Temer nomeia aliado para o Supremo que põe Lava-Jato em risco

Considerada política e não técnica, a escolha recebe críticas por ser vista como uma ação para suavizar o impacto da operação.

O substituto de Teori Zavascki, juiz do Supremo Tribunal Federal (STF) que morreu em janeiro num acidente de avião, será o atual ministro da Justiça. A nomeação de Alexandre de Moraes, que ainda precisa de ser aprovada pelo Senado, elevou o tom das críticas ao presidente Michel Temer por ser vista como uma tentativa de diminuir o alcance da Operação Lava-Jato. Em princípio, o novo membro do STF será o revisor da Lava-Jato, papel complementar ao de Edson Fachin, novo relator do caso no lugar de Zavascki.

"O presidente parecia ter-se libertado da mediocridade mas a boa fase não durou", escreveu o colunista da Folha de S. Paulo Hélio Schwartsman. Já o professor de Direito Constitucional Dimitri Dimoulis diz que "a indicação de um político profissional destoa das nomeações dos últimos 20 anos". Também especialistas, Rubens Glezer e Lívia Guimarães pedem no jornal O Estado de S. Paulo "mais transparência e controlo popular" nas escolhas para o STF no atual contexto "de conflito entre poderes e da Operação Lava-Jato rondando o topo do mundo político". Para a colunista Eliane Cantanhêde, a indicação deixa a impressão de que Moraes "será a extensão do Planalto no STF".

Numa primeira fase, consciente de que o nome do ministro, filiado ao PSDB, levantaria muitas críticas, Temer considerou opções estritamente do mundo jurídico.
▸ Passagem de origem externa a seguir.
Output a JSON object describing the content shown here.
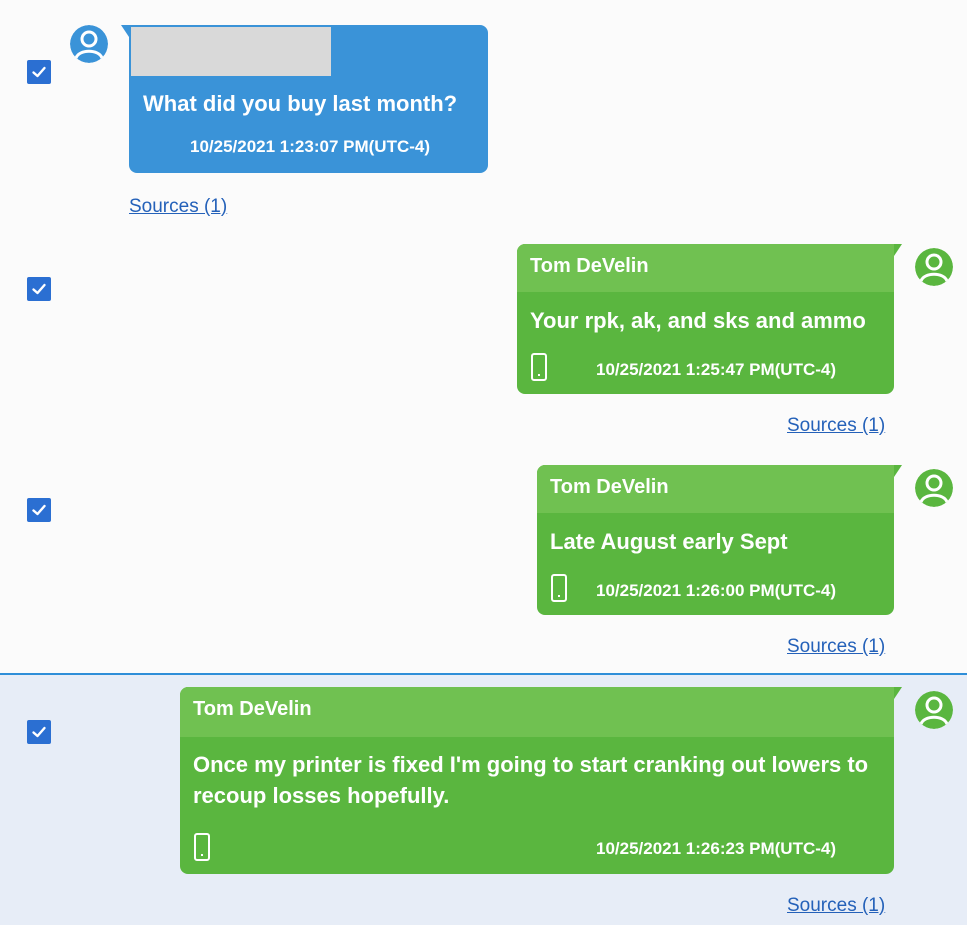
{
  "messages": [
    {
      "direction": "outgoing",
      "selected": false,
      "sender": "",
      "text": "What did you buy last month?",
      "timestamp": "10/25/2021 1:23:07 PM(UTC-4)",
      "sources_label": "Sources (1)",
      "checked": true,
      "has_device_icon": false,
      "sender_redacted": true
    },
    {
      "direction": "incoming",
      "selected": false,
      "sender": "Tom DeVelin",
      "text": "Your rpk, ak, and sks and ammo",
      "timestamp": "10/25/2021 1:25:47 PM(UTC-4)",
      "sources_label": "Sources (1)",
      "checked": true,
      "has_device_icon": true
    },
    {
      "direction": "incoming",
      "selected": false,
      "sender": "Tom DeVelin",
      "text": "Late August early Sept",
      "timestamp": "10/25/2021 1:26:00 PM(UTC-4)",
      "sources_label": "Sources (1)",
      "checked": true,
      "has_device_icon": true
    },
    {
      "direction": "incoming",
      "selected": true,
      "sender": "Tom DeVelin",
      "text": "Once my printer is fixed I'm going to start cranking out lowers to recoup losses hopefully.",
      "timestamp": "10/25/2021 1:26:23 PM(UTC-4)",
      "sources_label": "Sources (1)",
      "checked": true,
      "has_device_icon": true
    }
  ],
  "colors": {
    "outgoing_bubble": "#3a93d8",
    "incoming_bubble": "#5ab63f",
    "incoming_header": "#70c151",
    "checkbox": "#2b6fd2",
    "link": "#2461b9",
    "selected_row": "#e7edf7",
    "selected_border": "#2f8ed8"
  },
  "icons": {
    "checkbox": "checkmark-icon",
    "avatar": "user-avatar-icon",
    "device": "phone-icon"
  }
}
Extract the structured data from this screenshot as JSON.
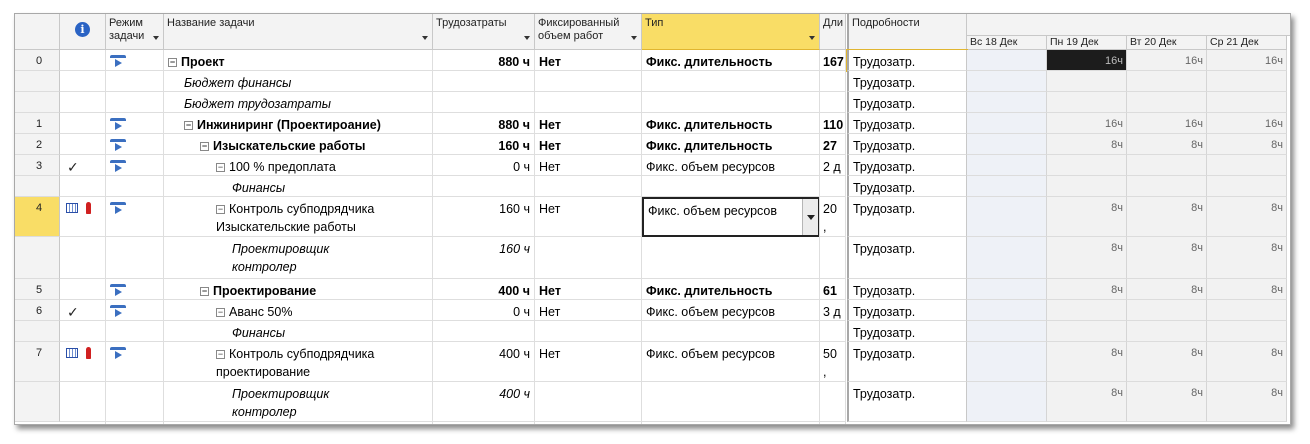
{
  "headers": {
    "info_icon": "i",
    "mode": "Режим задачи",
    "name": "Название задачи",
    "work": "Трудозатраты",
    "fixed": "Фиксированный объем работ",
    "type": "Тип",
    "dur": "Дли",
    "details": "Подробности",
    "days": [
      "Вс 18 Дек",
      "Пн 19 Дек",
      "Вт 20 Дек",
      "Ср 21 Дек"
    ]
  },
  "rows": [
    {
      "num": "0",
      "name": "Проект",
      "work": "880 ч",
      "fixed": "Нет",
      "type": "Фикс. длительность",
      "dur": "167",
      "detail": "Трудозатр.",
      "days": [
        "",
        "16ч",
        "16ч",
        "16ч"
      ],
      "style": "bold",
      "indent": 0,
      "exp": "−",
      "mode_icon": true
    },
    {
      "num": "",
      "name": "Бюджет финансы",
      "work": "",
      "fixed": "",
      "type": "",
      "dur": "",
      "detail": "Трудозатр.",
      "days": [
        "",
        "",
        "",
        ""
      ],
      "style": "ital",
      "indent": 1
    },
    {
      "num": "",
      "name": "Бюджет трудозатраты",
      "work": "",
      "fixed": "",
      "type": "",
      "dur": "",
      "detail": "Трудозатр.",
      "days": [
        "",
        "",
        "",
        ""
      ],
      "style": "ital",
      "indent": 1
    },
    {
      "num": "1",
      "name": "Инжиниринг (Проектироание)",
      "work": "880 ч",
      "fixed": "Нет",
      "type": "Фикс. длительность",
      "dur": "110",
      "detail": "Трудозатр.",
      "days": [
        "",
        "16ч",
        "16ч",
        "16ч"
      ],
      "style": "bold",
      "indent": 1,
      "exp": "−",
      "mode_icon": true
    },
    {
      "num": "2",
      "name": "Изыскательские работы",
      "work": "160 ч",
      "fixed": "Нет",
      "type": "Фикс. длительность",
      "dur": "27 ,",
      "detail": "Трудозатр.",
      "days": [
        "",
        "8ч",
        "8ч",
        "8ч"
      ],
      "style": "bold",
      "indent": 2,
      "exp": "−",
      "mode_icon": true
    },
    {
      "num": "3",
      "name": "100 % предоплата",
      "work": "0 ч",
      "fixed": "Нет",
      "type": "Фикс. объем ресурсов",
      "dur": "2 д",
      "detail": "Трудозатр.",
      "days": [
        "",
        "",
        "",
        ""
      ],
      "style": "normal",
      "indent": 3,
      "exp": "−",
      "mode_icon": true,
      "check": true
    },
    {
      "num": "",
      "name": "Финансы",
      "work": "",
      "fixed": "",
      "type": "",
      "dur": "",
      "detail": "Трудозатр.",
      "days": [
        "",
        "",
        "",
        ""
      ],
      "style": "ital",
      "indent": 4
    },
    {
      "num": "4",
      "name": "Контроль субподрядчика",
      "name2": "Изыскательские работы",
      "work": "160 ч",
      "fixed": "Нет",
      "type": "Фикс. объем ресурсов",
      "dur": "20 ,",
      "detail": "Трудозатр.",
      "days": [
        "",
        "8ч",
        "8ч",
        "8ч"
      ],
      "style": "normal",
      "indent": 3,
      "exp": "−",
      "mode_icon": true,
      "cal": true,
      "sel": true
    },
    {
      "num": "",
      "name": "Проектировщик",
      "name2": "контролер",
      "work": "160 ч",
      "fixed": "",
      "type": "",
      "dur": "",
      "detail": "Трудозатр.",
      "days": [
        "",
        "8ч",
        "8ч",
        "8ч"
      ],
      "style": "ital",
      "indent": 4
    },
    {
      "num": "5",
      "name": "Проектирование",
      "work": "400 ч",
      "fixed": "Нет",
      "type": "Фикс. длительность",
      "dur": "61 ,",
      "detail": "Трудозатр.",
      "days": [
        "",
        "8ч",
        "8ч",
        "8ч"
      ],
      "style": "bold",
      "indent": 2,
      "exp": "−",
      "mode_icon": true
    },
    {
      "num": "6",
      "name": "Аванс 50%",
      "work": "0 ч",
      "fixed": "Нет",
      "type": "Фикс. объем ресурсов",
      "dur": "3 д",
      "detail": "Трудозатр.",
      "days": [
        "",
        "",
        "",
        ""
      ],
      "style": "normal",
      "indent": 3,
      "exp": "−",
      "mode_icon": true,
      "check": true
    },
    {
      "num": "",
      "name": "Финансы",
      "work": "",
      "fixed": "",
      "type": "",
      "dur": "",
      "detail": "Трудозатр.",
      "days": [
        "",
        "",
        "",
        ""
      ],
      "style": "ital",
      "indent": 4
    },
    {
      "num": "7",
      "name": "Контроль субподрядчика",
      "name2": "проектирование",
      "work": "400 ч",
      "fixed": "Нет",
      "type": "Фикс. объем ресурсов",
      "dur": "50 ,",
      "detail": "Трудозатр.",
      "days": [
        "",
        "8ч",
        "8ч",
        "8ч"
      ],
      "style": "normal",
      "indent": 3,
      "exp": "−",
      "mode_icon": true,
      "cal": true
    },
    {
      "num": "",
      "name": "Проектировщик",
      "name2": "контролер",
      "work": "400 ч",
      "fixed": "",
      "type": "",
      "dur": "",
      "detail": "Трудозатр.",
      "days": [
        "",
        "8ч",
        "8ч",
        "8ч"
      ],
      "style": "ital",
      "indent": 4
    }
  ],
  "colors": {
    "selected": "#f9dd66",
    "header_bg": "#f3f3f3",
    "weekend_bg": "#eef1f7",
    "highlight_cell": "#1c1c1c"
  }
}
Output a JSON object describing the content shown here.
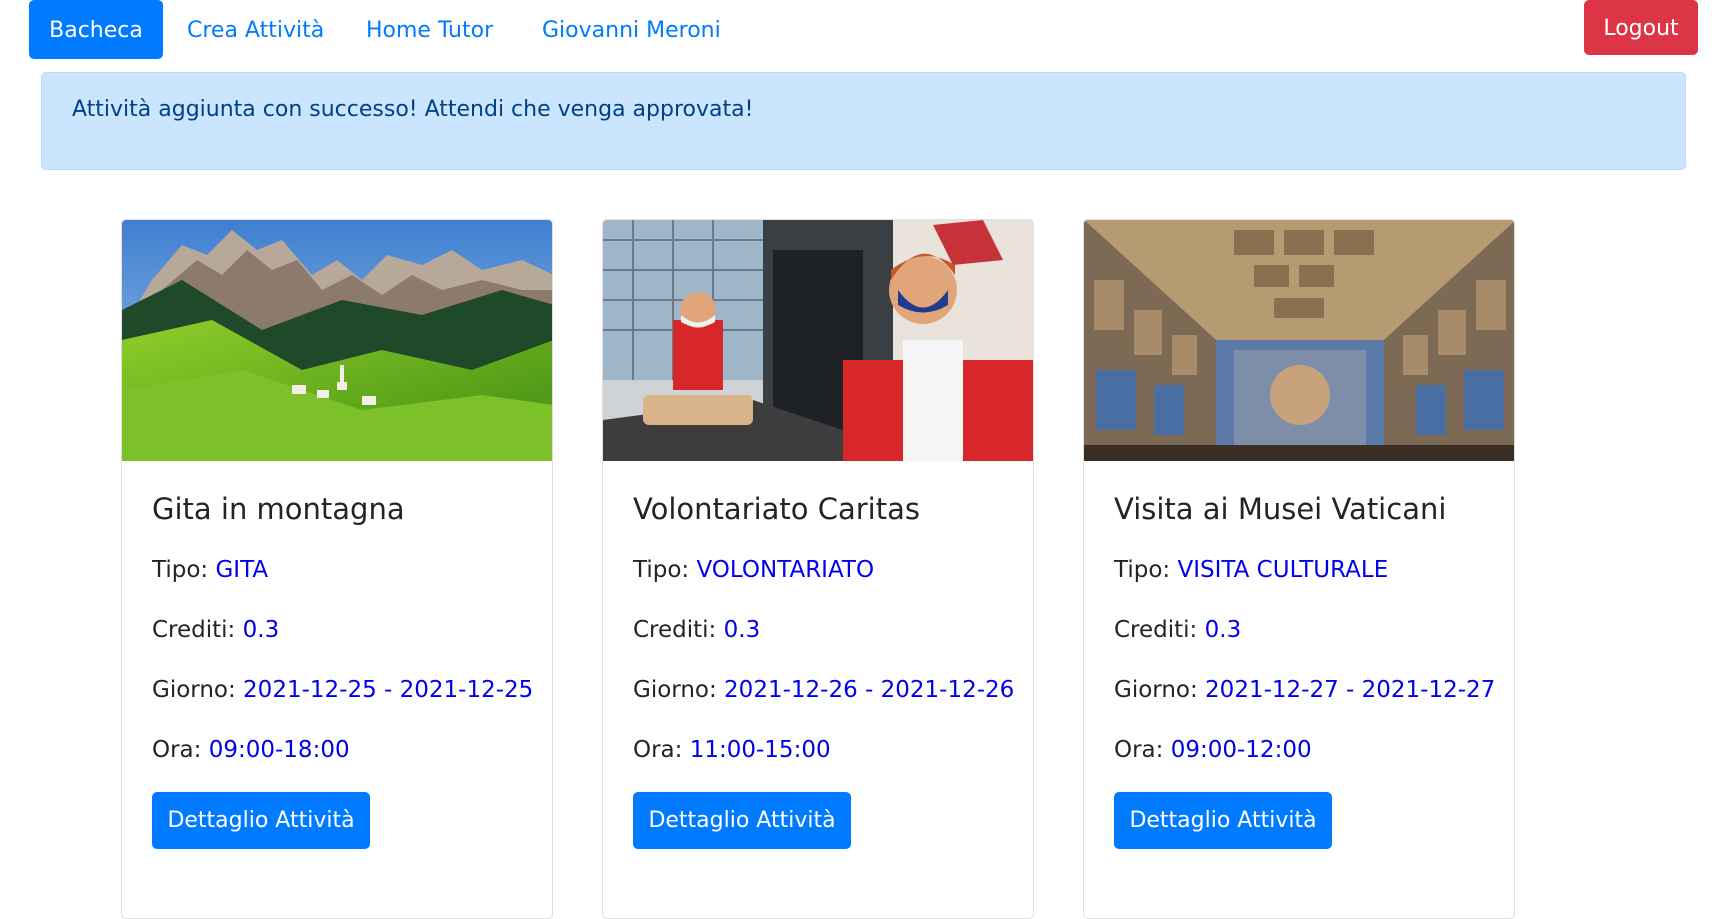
{
  "nav": {
    "items": [
      "Bacheca",
      "Crea Attività",
      "Home Tutor",
      "Giovanni Meroni"
    ],
    "logout": "Logout"
  },
  "alert": {
    "message": "Attività aggiunta con successo! Attendi che venga approvata!"
  },
  "cards": [
    {
      "title": "Gita in montagna",
      "tipo_label": "Tipo:",
      "tipo": "GITA",
      "crediti_label": "Crediti:",
      "crediti": "0.3",
      "giorno_label": "Giorno:",
      "giorno_start": "2021-12-25",
      "giorno_sep": " - ",
      "giorno_end": "2021-12-25",
      "ora_label": "Ora:",
      "ora": "09:00-18:00",
      "button": "Dettaglio Attività"
    },
    {
      "title": "Volontariato Caritas",
      "tipo_label": "Tipo:",
      "tipo": "VOLONTARIATO",
      "crediti_label": "Crediti:",
      "crediti": "0.3",
      "giorno_label": "Giorno:",
      "giorno_start": "2021-12-26",
      "giorno_sep": " - ",
      "giorno_end": "2021-12-26",
      "ora_label": "Ora:",
      "ora": "11:00-15:00",
      "button": "Dettaglio Attività"
    },
    {
      "title": "Visita ai Musei Vaticani",
      "tipo_label": "Tipo:",
      "tipo": "VISITA CULTURALE",
      "crediti_label": "Crediti:",
      "crediti": "0.3",
      "giorno_label": "Giorno:",
      "giorno_start": "2021-12-27",
      "giorno_sep": " - ",
      "giorno_end": "2021-12-27",
      "ora_label": "Ora:",
      "ora": "09:00-12:00",
      "button": "Dettaglio Attività"
    }
  ],
  "colors": {
    "primary": "#007bff",
    "danger": "#dc3545",
    "alert_bg": "#cce5ff",
    "alert_text": "#004085",
    "value_text": "#0000ee"
  }
}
Mas, no final, pressionado pela sua base de apoio no Congresso, com centenas de nomes citados na Lava-Jato, optou por Moraes.

Se a carreira jurídica do substituto de Zavascki é considerada exemplar - doutor pela Universidade de São Paulo, constitucionalista com obra publicada, professor universitário - a sua ação política suscita dúvidas. Controverso, foi muito criticado na condução da crise nas prisões do mês passado, desvalorizando a guerra entre organizações criminosas e sendo desmentido, com documentos, pela governadora de Roraima, após dizer que não tinha recebido um pedido de ajuda formal dela.

Meses antes, antecipou num comício durante as municipais uma ação da Lava-Jato do dia seguinte, sugerindo interferência na operação. Por outro lado, fez-se filmar no Paraguai a cortar pés de maconha comum facão, ao mesmo tempo que noticiava a intenção de erradicar o comércio da droga na América do Sul. Foi ainda advogado de Eduardo Cunha, ex-presidente do Congresso preso no âmbito da Lava-Jato. E, para finalizar, a imprensa divulgou trechos da sua tese de doutoramento em que desaconselhava a nomeação de aliados do presidente para o STF por risco de "gratidão política" no exercício do cargo.

Antes da indicação de Moraes, Temer já tinha sido criticado pela nomeação de Moreira Franco para ministro da Presidência. Franco, um dos auxiliares mais próximos do presidente e citado 34 vezes nas delações de executivos da construtora Odebrecht na Lava-Jato, estava sujeito à tutela do juiz de primeira instância Sérgio Moro antes de ser ministro. Assim, estará sob investigação do STF.
O caso foi comparado à nomeação, entretanto rejeitada, de Lula da Silva para ministro da Casa Civil de Dilma Rousseff em março de 2016. Por isso, dois partidos de esquerda, PSOL e Rede, já entraram com uma ação para impedir a promoção de Franco a ministro.